Book Excerpt
Back in New York, again. She was hot,
late, and not in the mood for the confrontation that would surely ensue once
she was before the Consistory. She had prepared meticulously for this meeting
and was not about to let her father down at this critical stage. Would any of
them understand the magnitude of her discovery or see that there could only be
one way to achieve their goal? She knew
she had found the truth; was this the real beginning?
“Look, Tom, you get caught, you die. It’s as simple as
that. Only a handful of people have ever survived the Nutting Squad. It’s a
one-way ticket to a roadside in South Armagh, wearing a black bin bag and a
nine mill round in the back of your head. You go in this time, and Devlin will
send you for your tea for sure.”
“I only have this one chance to get confirmation.”
“You’re too close for my liking.” Miller often
betrayed his roots when he was annoyed; it was one of the things that made him
more human. Intelligence was such a sterile profession for the most part. For
Tom Hampton, it was a release, a passage of discovery.
Prior Esquin
de Floyran of Beziers was to be described years later as a villain who sought
to save himself from imprisonment and an imminent death sentence by raising malevolent
allegations against the Knights Templar. This was in the autumn of 1307. The
former prior was ruthless and ambitious and was to be, in the years that
followed, one of the official torturers of his former fellow Templars in Paris.

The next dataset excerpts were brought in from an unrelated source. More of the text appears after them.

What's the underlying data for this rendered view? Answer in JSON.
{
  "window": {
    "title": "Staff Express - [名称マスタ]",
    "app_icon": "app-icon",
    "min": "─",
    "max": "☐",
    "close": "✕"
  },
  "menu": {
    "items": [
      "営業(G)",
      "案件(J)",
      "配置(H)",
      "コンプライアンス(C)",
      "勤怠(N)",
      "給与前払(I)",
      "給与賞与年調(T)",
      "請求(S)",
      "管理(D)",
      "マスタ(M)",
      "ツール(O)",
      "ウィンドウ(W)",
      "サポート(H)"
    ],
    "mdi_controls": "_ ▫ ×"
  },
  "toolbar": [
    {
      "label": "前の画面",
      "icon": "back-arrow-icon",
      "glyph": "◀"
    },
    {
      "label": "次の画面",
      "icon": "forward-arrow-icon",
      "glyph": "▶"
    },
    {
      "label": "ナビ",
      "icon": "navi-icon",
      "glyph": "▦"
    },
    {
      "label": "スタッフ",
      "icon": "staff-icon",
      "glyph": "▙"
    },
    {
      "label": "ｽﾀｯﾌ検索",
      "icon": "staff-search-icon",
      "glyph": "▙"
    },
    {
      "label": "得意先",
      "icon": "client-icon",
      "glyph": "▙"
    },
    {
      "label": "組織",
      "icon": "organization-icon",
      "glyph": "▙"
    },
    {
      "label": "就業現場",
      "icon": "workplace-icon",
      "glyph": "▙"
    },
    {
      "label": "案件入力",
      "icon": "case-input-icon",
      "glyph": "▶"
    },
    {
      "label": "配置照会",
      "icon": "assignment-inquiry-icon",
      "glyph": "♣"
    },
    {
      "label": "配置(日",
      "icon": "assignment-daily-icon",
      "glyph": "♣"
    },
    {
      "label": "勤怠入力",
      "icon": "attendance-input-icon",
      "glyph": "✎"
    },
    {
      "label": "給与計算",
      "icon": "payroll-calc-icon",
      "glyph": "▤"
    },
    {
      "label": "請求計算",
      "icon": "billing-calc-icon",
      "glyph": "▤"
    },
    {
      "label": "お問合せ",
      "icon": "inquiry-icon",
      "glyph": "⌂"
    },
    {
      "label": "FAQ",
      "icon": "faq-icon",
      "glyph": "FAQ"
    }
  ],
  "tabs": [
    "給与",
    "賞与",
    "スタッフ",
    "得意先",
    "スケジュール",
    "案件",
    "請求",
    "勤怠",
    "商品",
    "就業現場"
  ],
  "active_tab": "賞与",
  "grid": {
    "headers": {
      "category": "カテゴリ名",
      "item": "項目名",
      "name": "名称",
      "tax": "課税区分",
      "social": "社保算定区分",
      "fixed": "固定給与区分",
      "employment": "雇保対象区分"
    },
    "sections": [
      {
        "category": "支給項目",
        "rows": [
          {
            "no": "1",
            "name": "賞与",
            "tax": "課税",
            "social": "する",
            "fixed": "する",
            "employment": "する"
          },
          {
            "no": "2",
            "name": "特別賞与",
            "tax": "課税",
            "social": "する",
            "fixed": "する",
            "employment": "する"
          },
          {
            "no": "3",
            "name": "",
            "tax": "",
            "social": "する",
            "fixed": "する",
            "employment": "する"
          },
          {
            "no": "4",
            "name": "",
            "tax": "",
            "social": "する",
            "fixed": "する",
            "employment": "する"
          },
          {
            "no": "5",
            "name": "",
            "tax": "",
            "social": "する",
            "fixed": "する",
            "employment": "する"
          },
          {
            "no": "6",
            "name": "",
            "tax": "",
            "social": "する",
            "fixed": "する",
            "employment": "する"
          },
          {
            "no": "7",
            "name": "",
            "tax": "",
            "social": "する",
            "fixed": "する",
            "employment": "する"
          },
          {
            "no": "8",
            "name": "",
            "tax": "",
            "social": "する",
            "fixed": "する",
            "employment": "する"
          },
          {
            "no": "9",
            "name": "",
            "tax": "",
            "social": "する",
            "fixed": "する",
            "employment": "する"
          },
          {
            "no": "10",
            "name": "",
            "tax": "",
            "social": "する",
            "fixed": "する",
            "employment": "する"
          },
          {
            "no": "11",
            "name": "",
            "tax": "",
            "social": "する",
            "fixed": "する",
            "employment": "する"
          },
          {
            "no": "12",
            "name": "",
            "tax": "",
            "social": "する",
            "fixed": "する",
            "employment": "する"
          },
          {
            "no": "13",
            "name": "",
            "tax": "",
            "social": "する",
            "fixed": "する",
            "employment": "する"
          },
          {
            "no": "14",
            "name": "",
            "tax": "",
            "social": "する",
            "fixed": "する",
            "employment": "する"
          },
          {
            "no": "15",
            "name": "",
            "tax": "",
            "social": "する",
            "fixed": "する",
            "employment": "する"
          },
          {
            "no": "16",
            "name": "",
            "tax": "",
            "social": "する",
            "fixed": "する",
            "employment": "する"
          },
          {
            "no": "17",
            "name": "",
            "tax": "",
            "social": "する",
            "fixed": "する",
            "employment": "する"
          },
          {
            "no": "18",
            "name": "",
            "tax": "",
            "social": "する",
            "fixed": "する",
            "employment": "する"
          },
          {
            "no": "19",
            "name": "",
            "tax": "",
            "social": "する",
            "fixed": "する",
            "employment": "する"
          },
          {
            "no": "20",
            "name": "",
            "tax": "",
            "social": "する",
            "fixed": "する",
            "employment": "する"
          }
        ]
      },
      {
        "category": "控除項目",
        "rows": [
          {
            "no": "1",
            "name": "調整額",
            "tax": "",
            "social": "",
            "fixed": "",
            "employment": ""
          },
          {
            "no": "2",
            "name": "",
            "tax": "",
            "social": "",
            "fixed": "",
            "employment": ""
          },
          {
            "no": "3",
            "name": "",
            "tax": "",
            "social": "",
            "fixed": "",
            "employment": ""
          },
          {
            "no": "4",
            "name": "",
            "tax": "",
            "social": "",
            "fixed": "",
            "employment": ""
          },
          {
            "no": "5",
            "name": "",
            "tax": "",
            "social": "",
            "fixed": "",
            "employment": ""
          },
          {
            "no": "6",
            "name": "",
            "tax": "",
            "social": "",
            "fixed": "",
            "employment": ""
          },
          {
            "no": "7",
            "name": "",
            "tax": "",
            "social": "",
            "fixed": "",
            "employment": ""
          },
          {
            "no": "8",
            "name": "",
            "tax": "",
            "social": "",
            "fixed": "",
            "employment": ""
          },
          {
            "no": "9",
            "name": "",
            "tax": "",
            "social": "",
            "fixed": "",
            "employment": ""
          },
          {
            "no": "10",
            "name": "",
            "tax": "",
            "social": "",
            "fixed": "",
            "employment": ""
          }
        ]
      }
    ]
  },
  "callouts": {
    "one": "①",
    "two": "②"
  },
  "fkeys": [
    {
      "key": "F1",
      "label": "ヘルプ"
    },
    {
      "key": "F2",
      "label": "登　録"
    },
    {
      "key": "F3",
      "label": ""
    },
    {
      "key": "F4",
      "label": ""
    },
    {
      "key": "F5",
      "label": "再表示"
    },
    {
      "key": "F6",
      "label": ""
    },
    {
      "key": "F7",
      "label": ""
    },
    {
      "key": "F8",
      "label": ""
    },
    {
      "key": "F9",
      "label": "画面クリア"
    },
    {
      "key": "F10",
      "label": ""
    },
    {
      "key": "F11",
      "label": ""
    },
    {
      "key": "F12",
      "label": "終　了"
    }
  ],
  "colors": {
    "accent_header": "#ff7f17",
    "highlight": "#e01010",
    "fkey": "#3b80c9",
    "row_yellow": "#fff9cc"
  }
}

Unbeknownst to the men who had sought shelter and respite at Micy, the
accusations he had made a month or so earlier were of great value to the
corrupt King. The allegations he had vindictively levelled resulted in spies
being sent to infiltrate the Order throughout France. Anywhere en route to the
Citadel and port at La Rochelle was very near the top of their target list.
On 7th June
1917 at 03:10hrs exactly, right across the Messines Ridge, the earth shattered
as millions of tons of earth were disgorged hundreds of feet into the air on
the tips of enormous tongues of flame. Clods of earth the size of cars flew
into the now orange and blue sky, spiralling upward in lazy parabolas, then
falling into the maelstrom below.
Plumer’s plan had worked, and thousands of troops moved off, their ears
ringing, their dry mouths full of soil, and their nostrils stinging with
ammonium nitrate into battle. Sapper Thomas Lloyd was to comment later that the
strangest sight he had ever seen as daylight flooded into the grim battlefield,
as the Infantry pushed on, Lloyd and the rest of his Engineer section came
across a sight which astounded them all. Deep within the crater, exposed upon a
ledge, sat four German officers at a table; one stood against the wall, still
smiling. The concussion from the blast had killed them all.